Top Senate Democrat Chuck Schumer vowed to carry on the fight to extend expiring enhanced Obamacare insurance subsidies…
Play Audio
[Transc.] Schumer: “Democrats must fight because millions of families will lose healthcare coverage…we must fight because children who are dying of cancer will not get healthcare coverage…we must fight because a senior citizen cannot afford to pay 25-thousand dollars a year just for health insurance…we must fight to keep millions from financial ruin.”
Majority Leader John Thune argued he’d repeatedly offered Democrats a healthcare vote, but only after the government reopened. And with so many suffering from the shutdown…
Play Audio
[Transc.] Thune: “I don’t need to go over all the reasons why we need to get the government open as soon as possible. From the truly precarious situation we are in with regard to air travel, to the fact that our staffs have been working without pay for a full 40-days now, all of us, Republicans and Democrats, know that the time to act is now.”
Congresswoman Uifa’atali Amata called on the Senate and House to finish funding the government, calling it “a positive development” that the military, air traffic controllers, and others will soon be paid.
House Speaker Mike Johnson said “the long national nightmare is finally coming to an end, urging House members to prepare “right now” to start returning to D.C., even before the final Senate vote.
Play Audio
[Transc.] Johnson: “At the very moment that they do that final vote, I will call all House members to return to Washington as quickly as possible.
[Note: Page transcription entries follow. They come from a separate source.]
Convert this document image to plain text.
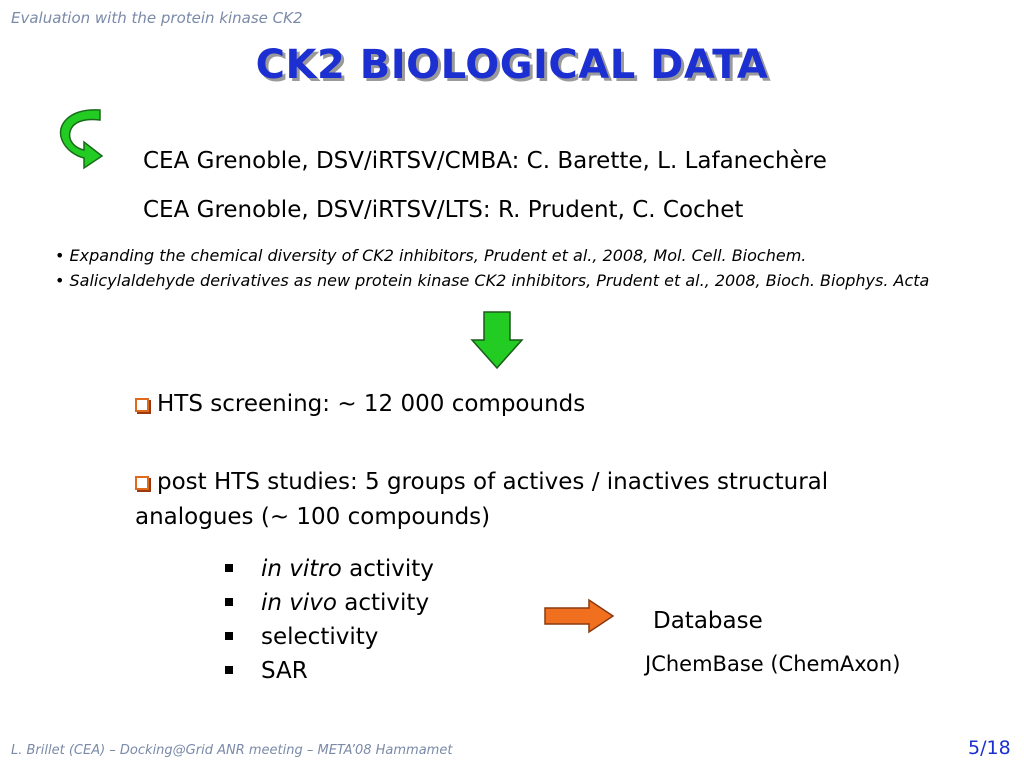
Evaluation with the protein kinase CK2
CK2 BIOLOGICAL DATA
CEA Grenoble, DSV/iRTSV/CMBA: C. Barette, L. Lafanechère
CEA Grenoble, DSV/iRTSV/LTS: R. Prudent, C. Cochet
• Expanding the chemical diversity of CK2 inhibitors, Prudent et al., 2008, Mol. Cell. Biochem.
• Salicylaldehyde derivatives as new protein kinase CK2 inhibitors, Prudent et al., 2008, Bioch. Biophys. Acta
HTS screening: ~ 12 000 compounds
post HTS studies: 5 groups of actives / inactives structural analogues (~ 100 compounds)
in vitro activity
in vivo activity
selectivity
SAR
Database
JChemBase (ChemAxon)
L. Brillet (CEA) – Docking@Grid ANR meeting – META’08 Hammamet	5/18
We’ll give a 36-hour formal and official notice, so that we can vote as soon as possible to pass the amended CR bill and get it to the president’s desk.”
The Senate-amended continuing resolution would extend funding to January 30 and package it with three full-year spending bills, including USDA fully funding food stamps, the VA, and Congress.
The troops, including thousands from American Samoa, and civilian federal workers would get paid.
Senate Democrats would get a separate December vote on their main demand to extend expiring pandemic-era Obamacare credits, though House Speaker Johnson won’t promise a House vote.